Growing up within a close proximity to New York City, I have never been much of nature-lover. The trip with N.U.in to Galway surprised me in that aspect to say the least. The actual drive toward Galway from Dublin confirmed the rumors that claim Ireland is full of cattle and grasslands – both of which were amazing sights to an urban-raised person such as myself. When we arrived in Galway itself, it felt like a tighter-knit Dublin; the comfort of being in a city returned. Even more so, Galway was smaller. Having the city center near the hostel in which we stayed for the weekend was extremely convenient. Compared to the week it took me to get to know my way around Dublin, I was able to feel right at home in Galway after a single night.
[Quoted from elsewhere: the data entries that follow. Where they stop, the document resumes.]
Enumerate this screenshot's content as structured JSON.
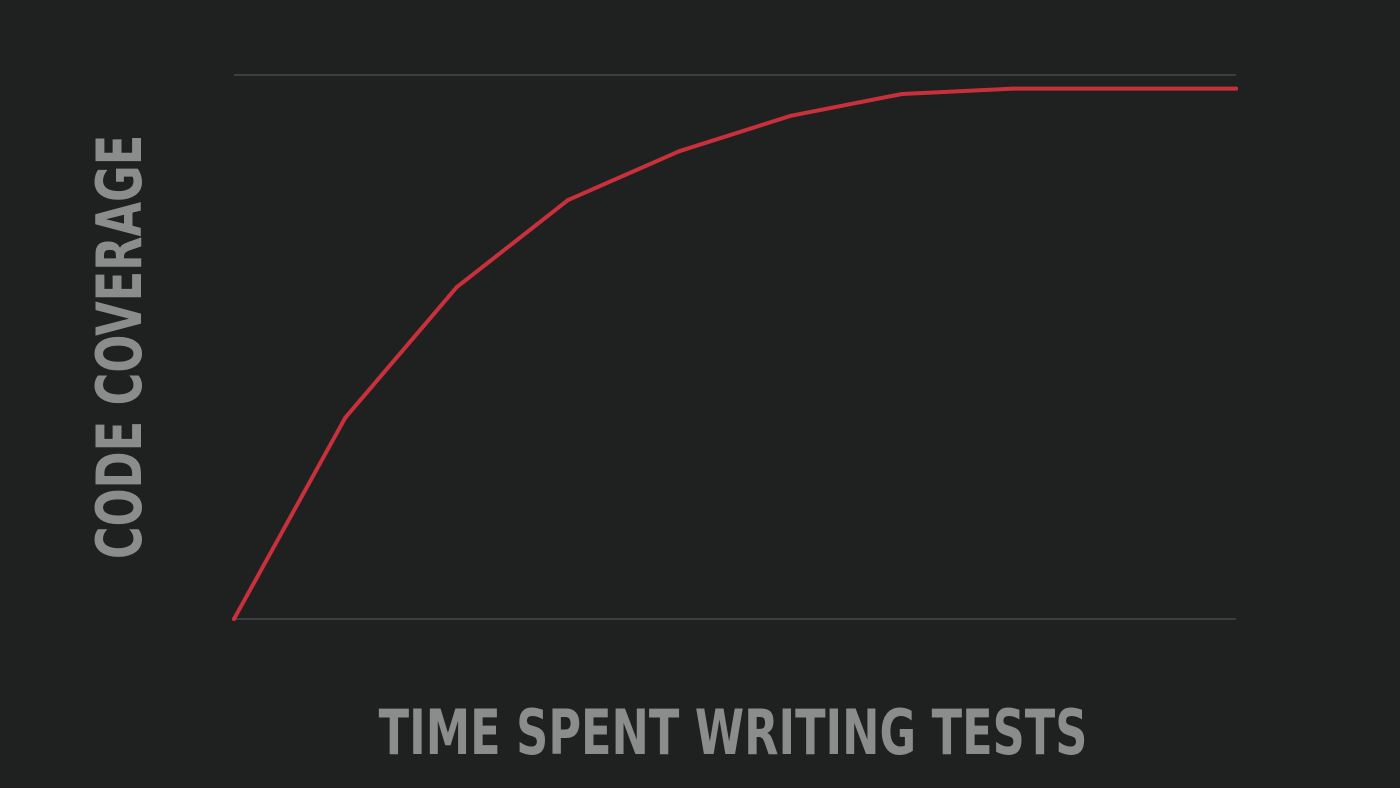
{
  "colors": {
    "background": "#1f2020",
    "line": "#c8303c",
    "gridline": "#3c3d3d",
    "axis_label": "#8b8c8c"
  },
  "chart_data": {
    "type": "line",
    "title": "",
    "xlabel": "TIME SPENT WRITING TESTS",
    "ylabel": "CODE COVERAGE",
    "xlim": [
      0,
      9
    ],
    "ylim": [
      0,
      100
    ],
    "grid": false,
    "legend": "none",
    "tick_labels_shown": false,
    "series": [
      {
        "x": [
          0,
          1,
          2,
          3,
          4,
          5,
          6,
          7,
          8,
          9
        ],
        "y": [
          0,
          37,
          61,
          77,
          86,
          92.5,
          96.5,
          97.5,
          97.5,
          97.5
        ]
      }
    ]
  }
}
The next morning we immediately set off on our coach bus toward the dock in which we would board a ferry toward the Aran Islands. I can count the number of times that I have rode a ferry on one hand so the ride to the Islands was a thrill in itself for me personally. Upon taking in the breathtaking scenery whilst arriving on the islands, I instantly noticed how undeveloped the civilization was. In respect to the total population of 900 people, each little town (if they could even qualify as that) had 3 businesses at most – all very friendly to the common tourist. The majority of our exploration of the island was in the form of a tour only lasting several hours. The group visited the island cemetery, the one graveyward in which every citizen on the island was buried – a very eerie feeling. Plenty of history is left behind, scattered throughout the islands in the forms of ruins, potato plantations, and monasteries. Toward the end of the tour, we had the pleasure of visiting the Fort of Dun Aonghasa – the cliffs within the fort were the icing on the cake to an amazing and unique experience.

The agenda for our second morning in Galway had an equally thrilling destination in store for us – the Cliffs of Moher. On the way to the cliffs, our culturally enriched tour guide recommended stopping at the Aillwee Cave. Even more exciting, this was the first cave that I had been into, personally. As we explored the dark, wet path with a guide, bats could be seen in the distance flying around near the roof of the cave – yes, I instantly threw my hood on. Unfortunately the weather on our second day in Galway was the foggiest weather that I had experienced as far back as I could remember. Once we arrived at the cliffs themselves, it was tricky finding vantage points in which we could see the water crashing into the sharp rocks below the cliffs. However once I finally found the courage to look over the edge themselves my body was instantly numbed with adrenaline. I can still close my eyes and see the tremendous drop below myself as my head peered over the edge of the cliffs.

Galway was definitely a surprising experience for me overall. Although I had expected to be disappointed by losing a weekend in Dublin, I believe that without the memories that I have in Galway now my experience in Ireland would not nearly be as authentic. The biggest surprise of all was my love for the amazing scenery – something that I had never cared for back home. This first visit to Galway, Ireland will definitely not be my last.